In a season defined for Pitt by its new conference and new opponents, today will offer a breath of familiarity.
Even one of Pitt's first-year starters, quarterback Tom Savage, should have a sense of what to expect today when the Panthers face Syracuse.
As a true freshman at Rutgers, Savage started for the Scarlet Knights at the Carrier Dome in 2009. He finished the game 7 of 17 for 66 yards and two interceptions as the Orange beat Rutgers, 31-13.
"Syracuse, that was wild," he said. "It's definitely fun, though."
For most of the Panthers, though, they have to look back only to last year to remember what it's like playing in the Carrier Dome.
On a Friday night last season, the Orange beat Pitt, 14-13, to drop the Panthers to 2-3 on the season.
Pitt had chances to win the game, but some untimely sacks and a missed field goal cost them a couple scoring opportunities.
The Orange eventually bled the final 4:52 off the clock on its final possession.
"It came down to the end," linebacker Shane Gordon said. "All we had to do was stop them and get the offense back the ball."
It won't be the biggest crowd Pitt will play in front of this season, but the Carrier Dome -- one of just four indoor venues in Division I-A -- can present its own challenges to the visitors.
Even on the defensive side of the ball, coordinator Matt House noted this week that he was disappointed with how his unit handled crowd noise in the opener against Florida State, but was pleased with the communication two weeks ago in front of a packed Heinz Field against Notre Dame.
And the offense, of course, will have to make sure Savage can get his plays in and make checks at the line.
"It's a different environment there, being in the dome up there," right guard Matt Rotheram said.
Pitt coach Paul Chryst, though, downplayed the impact that the dome might have today.
For many of the freshmen and redshirt freshmen playing key roles, this will be their first taste of indoor football.
"We've obviously got a group of freshmen that haven't been up there," Chryst said.
"Certainly for some the juniors and seniors and guys that have been up there before, I'm sure [the experience] will be helpful."
While the venue is familiar, so is the team lining up on the other side of the ball.
Pitt and Syracuse have played every year since 1955 and will continue to do so for the foreseeable future.
Both made the jump from the Big East to the ACC, and their new league made them permanent crossover opponents, ensuring a game every year.
"It's great," Syracuse coach Scott Shafer said.
"It's what college football should be about.
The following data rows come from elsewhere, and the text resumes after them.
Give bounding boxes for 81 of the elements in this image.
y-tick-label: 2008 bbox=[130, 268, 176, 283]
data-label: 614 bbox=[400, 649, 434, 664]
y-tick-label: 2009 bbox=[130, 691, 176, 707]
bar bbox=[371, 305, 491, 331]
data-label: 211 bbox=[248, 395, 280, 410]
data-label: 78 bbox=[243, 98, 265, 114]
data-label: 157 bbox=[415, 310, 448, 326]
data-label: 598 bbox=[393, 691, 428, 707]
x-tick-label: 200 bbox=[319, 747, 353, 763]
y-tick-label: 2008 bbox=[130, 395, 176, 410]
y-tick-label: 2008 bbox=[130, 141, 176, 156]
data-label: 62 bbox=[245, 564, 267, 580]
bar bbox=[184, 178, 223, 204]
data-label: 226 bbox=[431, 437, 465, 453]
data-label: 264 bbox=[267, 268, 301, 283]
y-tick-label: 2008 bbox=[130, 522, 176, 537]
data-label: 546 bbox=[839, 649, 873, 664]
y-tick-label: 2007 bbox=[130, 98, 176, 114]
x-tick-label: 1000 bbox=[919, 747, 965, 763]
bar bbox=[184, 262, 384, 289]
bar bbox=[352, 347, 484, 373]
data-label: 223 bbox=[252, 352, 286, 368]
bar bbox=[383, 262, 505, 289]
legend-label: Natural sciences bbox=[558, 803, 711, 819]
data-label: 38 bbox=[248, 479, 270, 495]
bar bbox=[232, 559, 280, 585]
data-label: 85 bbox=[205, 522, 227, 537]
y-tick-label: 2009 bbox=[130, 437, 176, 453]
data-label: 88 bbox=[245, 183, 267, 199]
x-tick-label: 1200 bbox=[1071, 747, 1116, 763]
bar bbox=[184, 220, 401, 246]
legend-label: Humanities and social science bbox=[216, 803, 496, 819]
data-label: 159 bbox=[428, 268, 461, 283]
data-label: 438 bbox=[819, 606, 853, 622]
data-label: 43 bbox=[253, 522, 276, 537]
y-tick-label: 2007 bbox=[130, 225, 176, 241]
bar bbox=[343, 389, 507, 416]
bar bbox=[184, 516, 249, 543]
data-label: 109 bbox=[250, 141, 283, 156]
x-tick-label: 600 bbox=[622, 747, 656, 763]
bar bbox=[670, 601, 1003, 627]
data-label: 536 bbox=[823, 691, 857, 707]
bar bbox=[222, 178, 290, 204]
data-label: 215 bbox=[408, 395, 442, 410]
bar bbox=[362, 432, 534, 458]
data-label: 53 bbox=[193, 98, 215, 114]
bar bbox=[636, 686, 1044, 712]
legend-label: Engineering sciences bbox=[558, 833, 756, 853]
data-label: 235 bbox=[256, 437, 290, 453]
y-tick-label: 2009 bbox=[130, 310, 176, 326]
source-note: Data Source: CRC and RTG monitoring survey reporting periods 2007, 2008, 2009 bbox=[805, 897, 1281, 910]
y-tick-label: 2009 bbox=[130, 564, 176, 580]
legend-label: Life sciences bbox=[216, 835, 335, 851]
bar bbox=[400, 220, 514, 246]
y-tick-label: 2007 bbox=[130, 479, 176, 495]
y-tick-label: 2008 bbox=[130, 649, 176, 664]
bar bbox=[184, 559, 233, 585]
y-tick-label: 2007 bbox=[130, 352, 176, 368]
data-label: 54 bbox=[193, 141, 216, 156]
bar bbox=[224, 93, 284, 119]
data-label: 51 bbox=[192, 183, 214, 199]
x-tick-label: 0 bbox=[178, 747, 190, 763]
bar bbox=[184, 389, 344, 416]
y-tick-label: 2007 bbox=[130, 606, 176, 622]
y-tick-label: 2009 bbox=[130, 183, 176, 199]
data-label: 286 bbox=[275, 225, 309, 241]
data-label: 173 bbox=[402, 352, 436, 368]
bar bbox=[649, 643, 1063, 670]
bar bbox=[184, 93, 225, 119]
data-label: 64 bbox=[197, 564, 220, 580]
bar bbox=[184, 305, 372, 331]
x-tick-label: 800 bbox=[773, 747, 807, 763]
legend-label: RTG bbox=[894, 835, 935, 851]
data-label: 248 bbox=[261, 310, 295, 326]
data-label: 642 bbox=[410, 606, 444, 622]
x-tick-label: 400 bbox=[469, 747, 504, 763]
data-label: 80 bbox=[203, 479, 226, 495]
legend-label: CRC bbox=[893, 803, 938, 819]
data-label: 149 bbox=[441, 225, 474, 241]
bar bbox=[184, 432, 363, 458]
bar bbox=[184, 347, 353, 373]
With the push toward the big mega-conferences, to some degree,
"I'm saddened that some of the rivalries are not played anymore."
Last year the Orange won, snapping a seven-game Pitt winning streak in the rivalry.
The Panthers who played in it certainly haven't forgotten.
In addition to bragging rights, one more win would give Pitt bowl eligibility for the sixth consecutive season.
"We owe Syracuse one from last year," Gordon said. "So it'd be good to win."